Theme for 2023-25: Sound Studies
CCA will explore aspects of Sound Studies over two consecutive years of sponsored seminars and related programming. In 2023-24 the theme will be “Voice: Sound, Technology, and Performance,” while in 2024-25 the focus shifts to “Resonance: Sound among the Disciplines.”
Sound Studies is an emerging interdisciplinary field that has drawn from musicology, ethnomusicology, performance studies, media studies, anthropology, gender studies, literary and cultural studies, ethnic and indigenous studies, religion, animal studies, classics, and philosophy. It has been especially hospitable to Black scholars and performers with expertise in orature and other vocal traditions.
For the 2023-24 seminar, we invite scholars, performers, and other practitioners in the arts, humanities, and sciences to think with us about the history, metaphysics, and expressive range of voice as an artistic and phenomenological category in world (and, in some discourses, other-world) experience. What is the relationship of voice to the body in these various senses? What is voice relative to the human as an onto-anthropological unit? Relative to a new era’s new technologies? Relative to audition as a historical or cultural practice? As easily as these queries are posed, recent scholarship and artistic performance suggest they are not so plainly answered.

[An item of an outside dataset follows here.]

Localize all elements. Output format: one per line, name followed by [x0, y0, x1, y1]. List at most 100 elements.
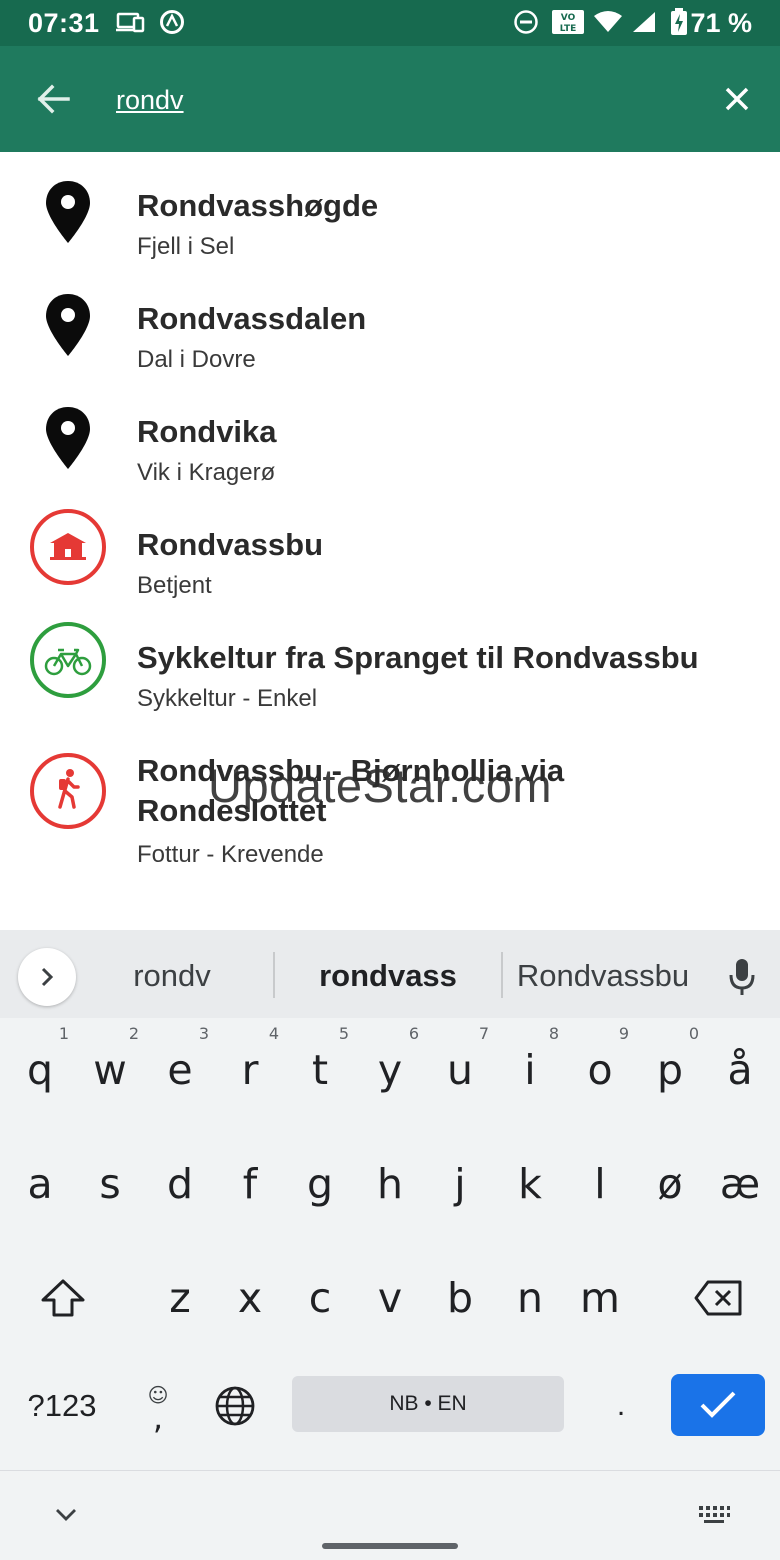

Reflecting on these questions, the seminar will meet biweekly during the semester to discuss emerging trends in the field as well as each member’s work-in-progress. Leading artists and scholars will join us periodically to enrich and broaden our considerations of the voice, its histories and futures. A final conference and series of performances will cap the year’s work in the seminar and help prepare for the 2024-25 seminar focused on resonance.
The 2024-25 seminar will entail a more expansive exploration of “Resonance: Sound Among the Disciplines.” Whereas the study of voice pursues an imagined materiality in the sonic field (i.e. the voice as sound object), resonance might be understood as an imagined immateriality, an aural effect in the sonic field that, try as it might, cannot escape its materialization in bodily, architectural, and environmental concerns across the modern disciplines. This analytic difference between voice and resonance is not to be too much taken for granted, however. Indeed, the question of these terms’ distinction—of the one as a causal force or drive in sound and the other as an effect of sound to the ear—is sure to be covered, and debated, over the proposed two years of sound’s urgent historical and cultural analysis.